If you need childcare, this is what you can expect. If you need a loan, this is what you can expect. If you need a place to sleep while you get your life together, this is what you can expect. As a community, we have to decide where we want to draw the lines. And then we have to live with that decision.

#4: Are you sure this isn’t about getting everyone to do more work? Because that’s what it sounds like. It sounds like the answer is getting everyone to do more childcare (or to wash more dishes or to do whatever).

I’m telling you the truth. I don’t want people to feel guilty. I don’t want people to feel overburdened. I don’t want people to take on a job that is not theirs to do. It’s okay with me if everyone is doing less work in six months. It’s not about the work. It’s about relationship. How do we set up our lives together so people feel cared for and respected?

#5: You’re getting all this from a diagnostic tool?

No. It started with a diagnostic tool.

But I have been sitting with these ideas for several years now. Now, I can say, in my experience, having poorly defined expectations of one another can damage relationships. I gave you two examples in January and I will repeat them now.

When Derek left for Burundi, he felt a sense of broken relationship with West Hills Friends. He wanted something from us, and he wasn’t able to get it. I can’t think of anyone in this community more beloved than Derek Lamson. Everyone loves Derek. He is our blue-eyed balladeer. He is our spinner of yarns. We love Derek.

If Derek could come to a place where he felt a lack of support, then I have to believe anyone could come to that place.

Maybe we could have done more for Derek. Maybe Derek needed more clarity about the limits of what we could do. It doesn’t really matter. The point is, we had different expectations. And it damaged our relationship.

My other example is more general. In this community, those who take on the responsibilities of leadership routinely feel frustrated. Leaders who coordinate our childcare have said this. So have those who coordinate work projects or cleanup after potluck. These are not isolated complaints. The people who work to get us organized routinely feel frustrated or isolated or overburdened.

Maybe people in leadership are trying to shoulder too much responsibility. Maybe the rest of us don’t give them enough support. For the sake of this conversation, it doesn’t really matter. The point is, because we care about each other, we need to clarify our expectations.

Here’s a third example.

I want to read you an excerpt from an email I received this week. This one is from Maryellen. She wrote,“Wauline Devine called me to let me know she had been very sick and in ICU and in rehab. and in foster care. Isn't anyone at whf staying in touch with her except me? That is what I mean about whf pretty much forgetting people once they leave.” As you might guess, this is something of a theme for Maryellen. A few years ago, she moved to Massachusetts. And she feels genuinely hurt that we don’t do a better job of keeping in touch.

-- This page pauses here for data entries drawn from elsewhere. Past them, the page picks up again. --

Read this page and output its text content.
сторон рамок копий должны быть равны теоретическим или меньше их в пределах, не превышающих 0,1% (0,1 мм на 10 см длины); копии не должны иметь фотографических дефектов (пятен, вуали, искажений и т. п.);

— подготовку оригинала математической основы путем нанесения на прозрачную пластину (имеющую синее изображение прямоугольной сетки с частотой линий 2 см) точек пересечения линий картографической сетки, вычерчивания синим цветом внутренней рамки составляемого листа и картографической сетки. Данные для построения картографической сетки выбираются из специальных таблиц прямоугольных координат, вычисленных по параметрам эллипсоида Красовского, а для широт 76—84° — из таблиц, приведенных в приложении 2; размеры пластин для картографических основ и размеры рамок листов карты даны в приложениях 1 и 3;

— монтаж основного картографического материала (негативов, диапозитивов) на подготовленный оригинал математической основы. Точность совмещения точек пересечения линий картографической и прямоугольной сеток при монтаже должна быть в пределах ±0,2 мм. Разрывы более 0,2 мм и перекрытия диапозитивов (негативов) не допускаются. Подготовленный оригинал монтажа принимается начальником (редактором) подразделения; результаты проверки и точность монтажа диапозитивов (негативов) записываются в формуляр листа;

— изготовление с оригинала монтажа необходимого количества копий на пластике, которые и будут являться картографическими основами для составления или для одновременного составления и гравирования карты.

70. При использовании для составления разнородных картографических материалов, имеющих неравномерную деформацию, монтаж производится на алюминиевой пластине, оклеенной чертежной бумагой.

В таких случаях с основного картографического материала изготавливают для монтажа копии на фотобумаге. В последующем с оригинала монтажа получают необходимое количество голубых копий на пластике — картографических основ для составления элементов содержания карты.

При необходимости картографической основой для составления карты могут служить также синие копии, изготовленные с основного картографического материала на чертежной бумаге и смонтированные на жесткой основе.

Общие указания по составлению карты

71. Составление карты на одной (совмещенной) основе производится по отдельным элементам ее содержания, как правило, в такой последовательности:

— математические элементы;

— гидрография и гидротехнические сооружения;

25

Should we do more? Is Maryellen being unreasonable? Again, for the sake of this conversation, it doesn’t matter. Maryellen’s question is symptomatic of something larger. How do we develop a shared sense of expectations?

#6: So what is your strategy for solving this problem? You keep telling us that we need to talk about our expectations. How do we get started? When do we get started?

This topic gives me butterflies every week. I’ll be glad when we’re done.

I don’t have a solution. Right now, I feel a sense of leading to place the matter before us. I hope that what I’m doing will build momentum for a good discussion. I hope I am giving us some common language and a common frame of reference.

This is an amazing group of people. I know we care about each other. I think we are strong enough to talk about our expectations without blaming or shaming or falling apart. Even so, it’s a little scary.

Let’s take some time after worship on March 4 to start a real conversation. If you have ideas or suggestions, please let me know.

Let’s go into open worship together, to see what questions or answers we may find in God’s presence.